# Surface Area Line integral problem

I'm trying to figure out how to solve a surface area with surface and line integrals (showing both methods).

The area I'm trying to compute is the area of the shape $$x^2+y^2=9$$ bounded by $z=0$ and $z=y$. (Note: $y \ge 0$).

I've started the problem by making a parametrization: $$r(u,v) = \langle 3\cos v, 3\sin v, u\rangle$$ from $0 \leq u \leq 3\sin v$ and $-\frac{ \pi}{3} \leq v \leq \pi$. The magnitude of $|r_u \times r_v| = 3$.

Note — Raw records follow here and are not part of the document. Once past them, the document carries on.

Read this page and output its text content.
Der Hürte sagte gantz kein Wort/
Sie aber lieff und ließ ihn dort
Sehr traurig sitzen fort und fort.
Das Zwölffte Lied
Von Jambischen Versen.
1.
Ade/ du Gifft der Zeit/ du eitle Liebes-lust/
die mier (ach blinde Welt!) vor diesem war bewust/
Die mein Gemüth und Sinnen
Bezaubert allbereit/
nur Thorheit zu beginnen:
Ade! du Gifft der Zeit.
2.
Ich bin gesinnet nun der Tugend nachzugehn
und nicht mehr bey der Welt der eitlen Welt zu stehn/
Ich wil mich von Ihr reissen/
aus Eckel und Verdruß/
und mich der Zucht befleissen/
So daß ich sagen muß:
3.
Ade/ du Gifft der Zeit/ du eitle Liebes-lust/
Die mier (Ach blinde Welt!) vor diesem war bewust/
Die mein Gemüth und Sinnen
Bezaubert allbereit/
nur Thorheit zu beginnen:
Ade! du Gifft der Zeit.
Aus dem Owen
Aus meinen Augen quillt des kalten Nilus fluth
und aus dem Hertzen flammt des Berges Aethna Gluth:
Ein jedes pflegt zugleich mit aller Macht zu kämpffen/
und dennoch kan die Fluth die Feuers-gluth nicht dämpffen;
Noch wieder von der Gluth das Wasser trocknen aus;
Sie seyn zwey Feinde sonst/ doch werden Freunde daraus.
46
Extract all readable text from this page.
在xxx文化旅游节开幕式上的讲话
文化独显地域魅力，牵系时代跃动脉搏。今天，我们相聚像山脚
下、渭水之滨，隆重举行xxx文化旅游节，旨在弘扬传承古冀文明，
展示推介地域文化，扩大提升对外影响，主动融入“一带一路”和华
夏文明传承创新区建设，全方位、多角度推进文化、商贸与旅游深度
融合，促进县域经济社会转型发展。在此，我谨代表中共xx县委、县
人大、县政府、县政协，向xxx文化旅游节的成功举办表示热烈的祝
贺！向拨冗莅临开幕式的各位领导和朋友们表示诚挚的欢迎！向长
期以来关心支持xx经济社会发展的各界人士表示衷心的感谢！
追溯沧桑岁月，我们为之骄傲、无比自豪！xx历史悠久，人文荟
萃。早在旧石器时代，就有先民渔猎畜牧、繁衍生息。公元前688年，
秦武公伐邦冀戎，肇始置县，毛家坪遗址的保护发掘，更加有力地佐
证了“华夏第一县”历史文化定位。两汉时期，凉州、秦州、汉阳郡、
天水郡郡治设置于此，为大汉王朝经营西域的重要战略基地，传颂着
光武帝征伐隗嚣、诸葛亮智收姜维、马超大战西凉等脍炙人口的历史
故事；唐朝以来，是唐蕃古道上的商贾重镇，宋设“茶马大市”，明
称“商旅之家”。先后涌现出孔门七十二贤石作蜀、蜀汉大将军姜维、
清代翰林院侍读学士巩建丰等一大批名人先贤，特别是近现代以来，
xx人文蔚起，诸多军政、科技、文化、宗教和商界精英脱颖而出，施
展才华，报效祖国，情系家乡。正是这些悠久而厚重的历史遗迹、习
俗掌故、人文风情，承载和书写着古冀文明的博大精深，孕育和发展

Not sure where to go from here.

• Do you mean the volume? – nbubis Apr 16 '14 at 1:34
• No, surface area of the piece of this cylinder. – msenevir Apr 16 '14 at 1:35
• Shouldn't it be $3\cos v$ instead? otherwise $x^2+y^2\neq 9$ – nbubis Apr 16 '14 at 1:42
• @s3wix A little-known LaTeX tip: You can use \langle and \rangle (in left-and-right pairs) to get $\langle \ \ \ \rangle$ instead of using the inequality symbols < and > which give $<$ and $>$ – Fly by Night Apr 16 '14 at 1:42

The surface integral is given by: $$\iint \left\| {\partial \mathbf{r} \over \partial x}\times {\partial \mathbf{r} \over \partial y} \right\| dx\, dy$$ Now when you transfer to cylindrical coordinates, you must convert your derivatives and add the Jacobian, so you must convert: $${\partial \mathbf{r} \over \partial x}={\partial \mathbf{r} \over \partial u}\cdot{\partial u \over \partial x} + {\partial \mathbf{r} \over \partial v}\cdot{\partial v \over \partial x}$$ And similar for $y$. Also, $$dx\, dy=u\, du\, dv$$ Put everything together and you should get your result.